Investment versus Speculation

Chapter 1 in the seminal book “The Intelligent Investor” by Benjamin Graham is titled “Investment versus Speculation,” which is defined by Jason Zweig as:

Confusing speculation with investment, Graham warns, is always a mistake. In the 1990s that confusion led to mass destruction. Almost everyone, it seems, ran out of patience at once, and America became the Speculation Nation, populated with traders who went shooting from stock to stock like grasshoppers whizzing around in an August hay field.

He goes on to write:

People boasted that they were “right.” But the intelligent investor has no interest in being temporarily right. To reach your long-term financial goals, you must be sustainably and reliably right.
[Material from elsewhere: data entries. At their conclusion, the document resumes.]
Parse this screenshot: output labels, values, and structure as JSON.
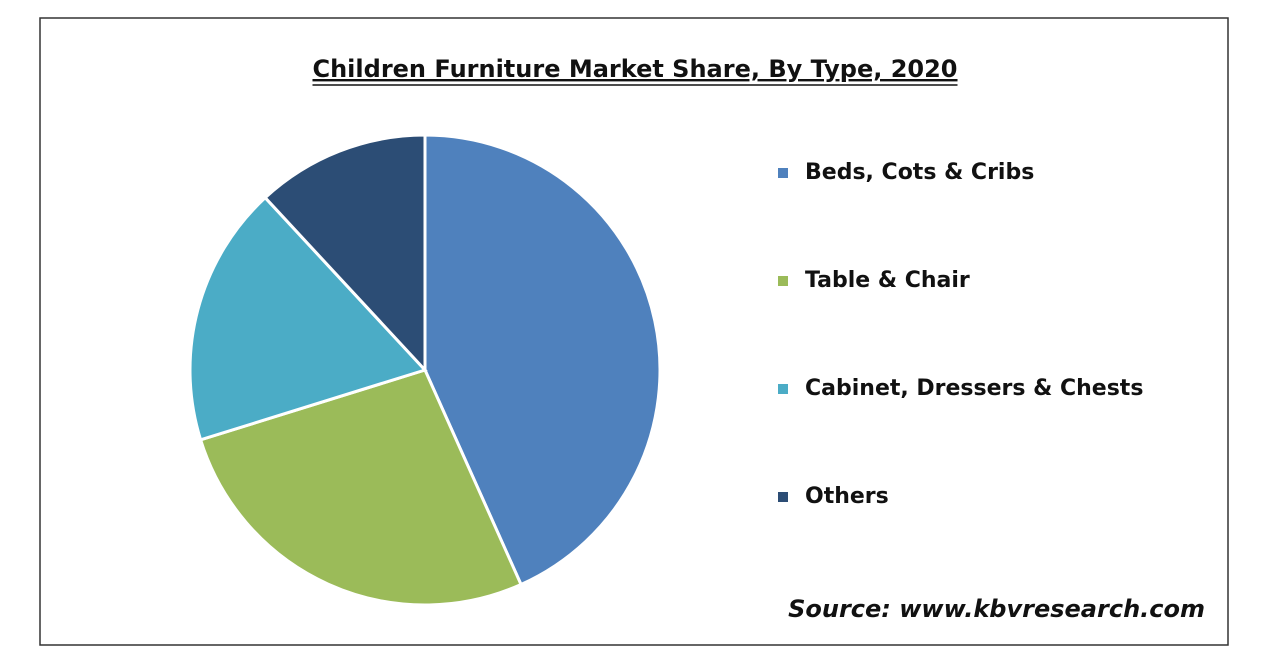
{
  "chart_data": {
    "type": "pie",
    "title": "Children Furniture Market Share, By Type, 2020",
    "categories": [
      "Beds, Cots & Cribs",
      "Table & Chair",
      "Cabinet, Dressers & Chests",
      "Others"
    ],
    "values": [
      43.3,
      26.9,
      17.9,
      11.9
    ],
    "colors": [
      "#4f81bd",
      "#9bbb59",
      "#4bacc6",
      "#2c4d75"
    ],
    "source": "Source: www.kbvresearch.com"
  }
}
The techniques that became so trendy in the 1990s – day trading, ignoring diversification, flipping hot mutual funds, following stock-picking “systems” – seemed to work. But they had no chance of prevailing in the long-run, because they failed to meet all three of Graham’s criteria for investing.

While we attempt to “call” some of the short-term wiggles in the stock market, we are much better with long-term investing and the primary trend of the stock market remains “up.” For example, last Thursday on CNBC we stated:

While our long/intermediate-term models did not register a cautionary signal, our short-term model did so two weeks ago, and we wrote about it. We raised a little cash but stated that any pullback should be mild and contained in the 2940 – 2960 support zone. Boy was that a bad trading call because following the Jay Powell presser, and the President’s increased tariffs on China, the equity markets fell into a selling vacuum. We said that “selling vacuum” ended last Monday with a capitulation low of ~2822 on the S&P 500 (SPX/2918.65), which turned out to be a 90% Downside Day (90% of the Upside to Downside volume came in on the downside and 90% of Points Traded also came in on the downside). In our Trading Flash Tuesday morning we said to not trust the first rally because markets usually come back down and test a capitulation low; and that is exactly what happened on Wednesday when the Dow fell ~589 but closed flat on the session. So, we think the lows are “in,” although we said on CNBC it would not surprise if the equity markets consolidated for few sessions.